Former President Donald Trump lashed out Thursday after a federal judge wrote that Trump knowingly pushed false claims of voter fraud while he was fighting his 2020 election loss.
Trump, in a post on his social media platform Truth Social, lambasted U.S. District Judge David Carter as a "partisan hack" and repeated his false claim that his loss to President Joe Biden was the result of a "rigged and stolen" election.
The ex-president's outburst came one day after Carter ordered John Eastman, a pro-Trump attorney who tried to challenge Biden's win, to turn over dozens of documents to the House select committee investigating the Jan. 6, 2021, Capitol riot.
Among those 33 documents were emails that "demonstrate an effort by President Trump and his attorneys to press false claims in federal court for the purpose of delaying the January 6 vote," Carter wrote.
In late December, Eastman relayed concerns to Trump's attorneys about citing supposed evidence of voter fraud in Georgia's Fulton County. Trump's attorneys made the fraud allegations in a state court filing earlier that month, and Trump and his legal team wanted to incorporate the same claims into a federal lawsuit, Carter wrote.
But Eastman pushed back, saying in an email that even though Trump signed a verification for the state court filing, "he has since been made aware that some of the allegations (and evidence proffered by the experts) has been inaccurate," according to the judge.
Trump and his legal team nevertheless went on to file the complaint "with the same inaccurate numbers without rectifying, clarifying, or otherwise changing them," Carter wrote.
"The emails show that President Trump knew that the specific numbers of voter fraud were wrong but continued to tout those numbers, both in court and to the public," the judge determined. "The Court finds that these emails are sufficiently related to and in furtherance of a conspiracy to defraud the United States."
Those emails were part of a batch of eight communications that Carter ruled were subject to the "crime-fraud exception" to legal privileges, such as attorney-client privilege, that might otherwise protect Eastman from disclosing the documents.
Carter ruled that the crime-fraud exception also applied to emails showing Eastman and other attorneys for Trump suggesting that a "primary goal" of a court filing "is to delay or otherwise disrupt" the Jan. 6, 2021, congressional vote to confirm Biden's electoral victory.
Eastman, a former law school dean at Chapman University, had penned a memo outlining a dubious legal strategy for Vice President Mike Pence to reject Electoral College votes for Biden while presiding over a joint session of Congress on Jan. 6.

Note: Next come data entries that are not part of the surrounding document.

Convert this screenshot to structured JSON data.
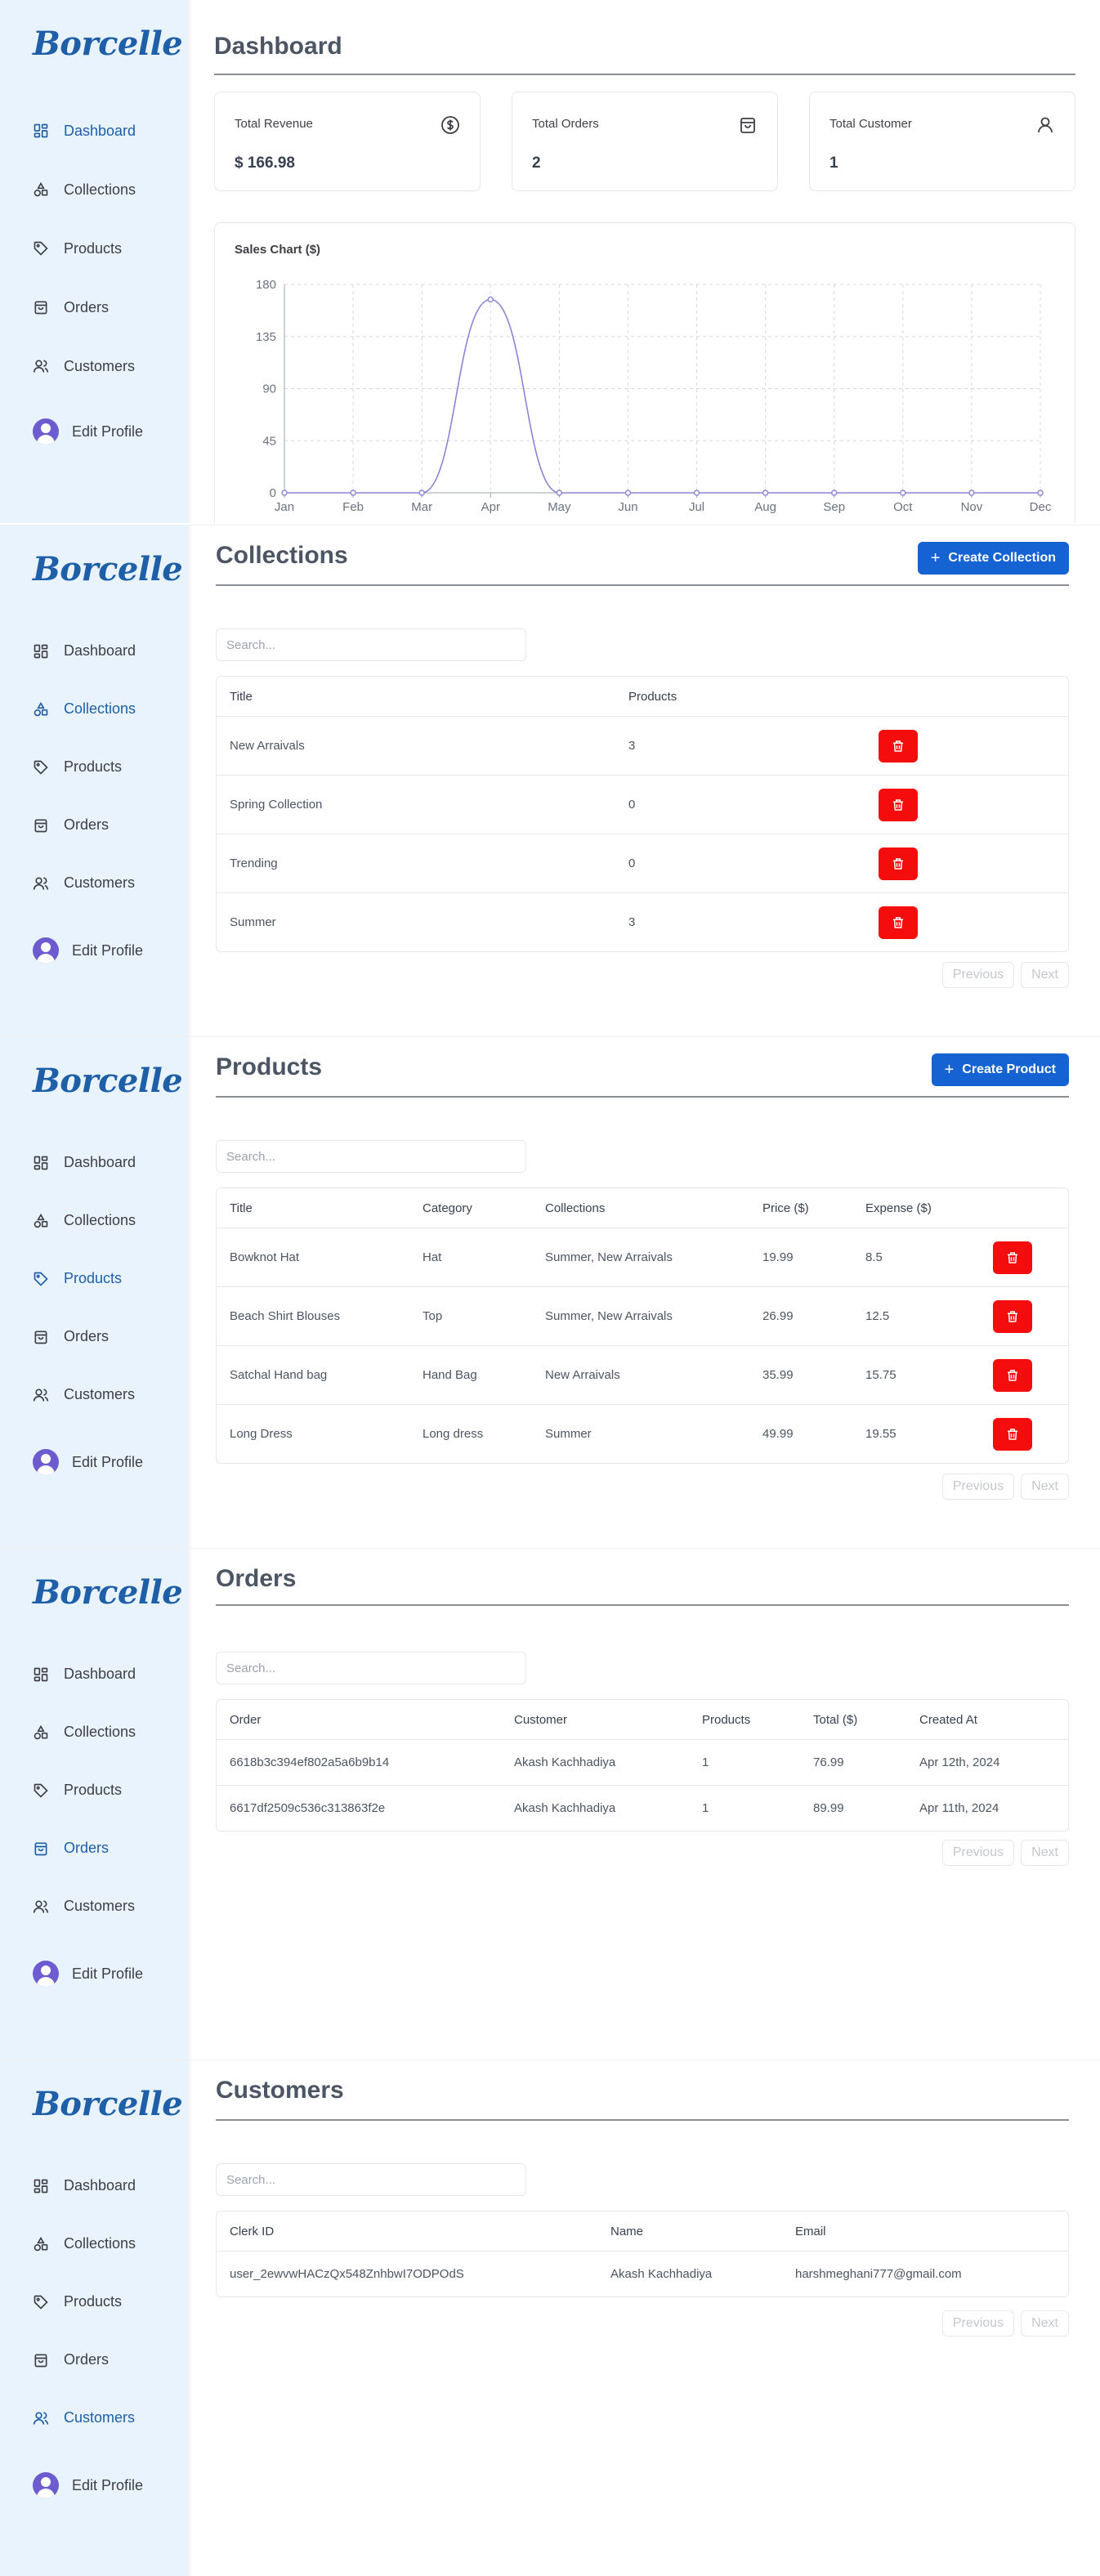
{
  "brand": "Borcelle",
  "nav": {
    "dashboard": "Dashboard",
    "collections": "Collections",
    "products": "Products",
    "orders": "Orders",
    "customers": "Customers",
    "edit_profile": "Edit Profile"
  },
  "colors": {
    "accent": "#1563d3",
    "sidebar_bg": "#e8f3fd",
    "danger": "#f50c0c",
    "active_nav": "#1e5fa8",
    "chart_line": "#8b84d7"
  },
  "dashboard": {
    "title": "Dashboard",
    "cards": [
      {
        "label": "Total Revenue",
        "value": "$ 166.98",
        "icon": "dollar-circle-icon"
      },
      {
        "label": "Total Orders",
        "value": "2",
        "icon": "shopping-bag-icon"
      },
      {
        "label": "Total Customer",
        "value": "1",
        "icon": "user-icon"
      }
    ],
    "chart_title": "Sales Chart ($)"
  },
  "chart_data": {
    "type": "area",
    "title": "Sales Chart ($)",
    "categories": [
      "Jan",
      "Feb",
      "Mar",
      "Apr",
      "May",
      "Jun",
      "Jul",
      "Aug",
      "Sep",
      "Oct",
      "Nov",
      "Dec"
    ],
    "values": [
      0,
      0,
      0,
      166.98,
      0,
      0,
      0,
      0,
      0,
      0,
      0,
      0
    ],
    "yticks": [
      0,
      45,
      90,
      135,
      180
    ],
    "ylim": [
      0,
      180
    ],
    "grid": true
  },
  "collections": {
    "title": "Collections",
    "create_label": "Create Collection",
    "search_placeholder": "Search...",
    "headers": [
      "Title",
      "Products"
    ],
    "rows": [
      {
        "title": "New Arraivals",
        "products": "3"
      },
      {
        "title": "Spring Collection",
        "products": "0"
      },
      {
        "title": "Trending",
        "products": "0"
      },
      {
        "title": "Summer",
        "products": "3"
      }
    ]
  },
  "products": {
    "title": "Products",
    "create_label": "Create Product",
    "search_placeholder": "Search...",
    "headers": [
      "Title",
      "Category",
      "Collections",
      "Price ($)",
      "Expense ($)"
    ],
    "rows": [
      {
        "title": "Bowknot Hat",
        "category": "Hat",
        "collections": "Summer, New Arraivals",
        "price": "19.99",
        "expense": "8.5"
      },
      {
        "title": "Beach Shirt Blouses",
        "category": "Top",
        "collections": "Summer, New Arraivals",
        "price": "26.99",
        "expense": "12.5"
      },
      {
        "title": "Satchal Hand bag",
        "category": "Hand Bag",
        "collections": "New Arraivals",
        "price": "35.99",
        "expense": "15.75"
      },
      {
        "title": "Long Dress",
        "category": "Long dress",
        "collections": "Summer",
        "price": "49.99",
        "expense": "19.55"
      }
    ]
  },
  "orders": {
    "title": "Orders",
    "search_placeholder": "Search...",
    "headers": [
      "Order",
      "Customer",
      "Products",
      "Total ($)",
      "Created At"
    ],
    "rows": [
      {
        "order": "6618b3c394ef802a5a6b9b14",
        "customer": "Akash Kachhadiya",
        "products": "1",
        "total": "76.99",
        "created": "Apr 12th, 2024"
      },
      {
        "order": "6617df2509c536c313863f2e",
        "customer": "Akash Kachhadiya",
        "products": "1",
        "total": "89.99",
        "created": "Apr 11th, 2024"
      }
    ]
  },
  "customers": {
    "title": "Customers",
    "search_placeholder": "Search...",
    "headers": [
      "Clerk ID",
      "Name",
      "Email"
    ],
    "rows": [
      {
        "clerk_id": "user_2ewvwHACzQx548ZnhbwI7ODPOdS",
        "name": "Akash Kachhadiya",
        "email": "harshmeghani777@gmail.com"
      }
    ]
  },
  "pager": {
    "previous": "Previous",
    "next": "Next"
  }
}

Pence refused, enraging Trump and thousands of his supporters, some of whom chanted "Hang Mike Pence" as they swarmed the U.S. Capitol. The attack forced Pence and members of Congress to flee their chambers, delaying their efforts to confirm Biden's win.
Trump's Thursday morning post called Carter out by name.
"Who's this Clinton appointed 'Judge,' David Carter, who keeps saying, and sending to all, very nasty, wrong, and ill informed statements about me on rulings, or a case (whatever!), currently going on in California, that I know nothing about — nor am I represented," Trump wrote. "With that being said, please explain to this partisan hack that the Presidential Election of 2020 was Rigged and Stolen. Also, he shouldn't be making statements about me until he understands the facts, which he doesn't!"
Carter's ruling Wednesday ordered that portions of emails related to Eastman's plan for Pence must also be shared with the House committee that is investigating the Jan. 6 riot. The panel last week voted to issue a subpoena to Trump for documents and testimony related to the insurrection.
In January, the select committee issued a subpoena seeking messages sent from Eastman's Chapman email account between late 2020 and early 2021.
Eastman, who had previously declined to produce documents to the Jan. 6 investigators, promptly asked the Santa Ana, California, federal court to block Chapman from complying with the committee's subpoena for his emails.
Carter ruled in March that Eastman must disclose 101 emails to the select committee that were the subject of disputes over legal privileges. In that decision, the judge wrote that it was "more likely than not that President Trump corruptly attempted to obstruct the Joint Session of Congress" on Jan. 6.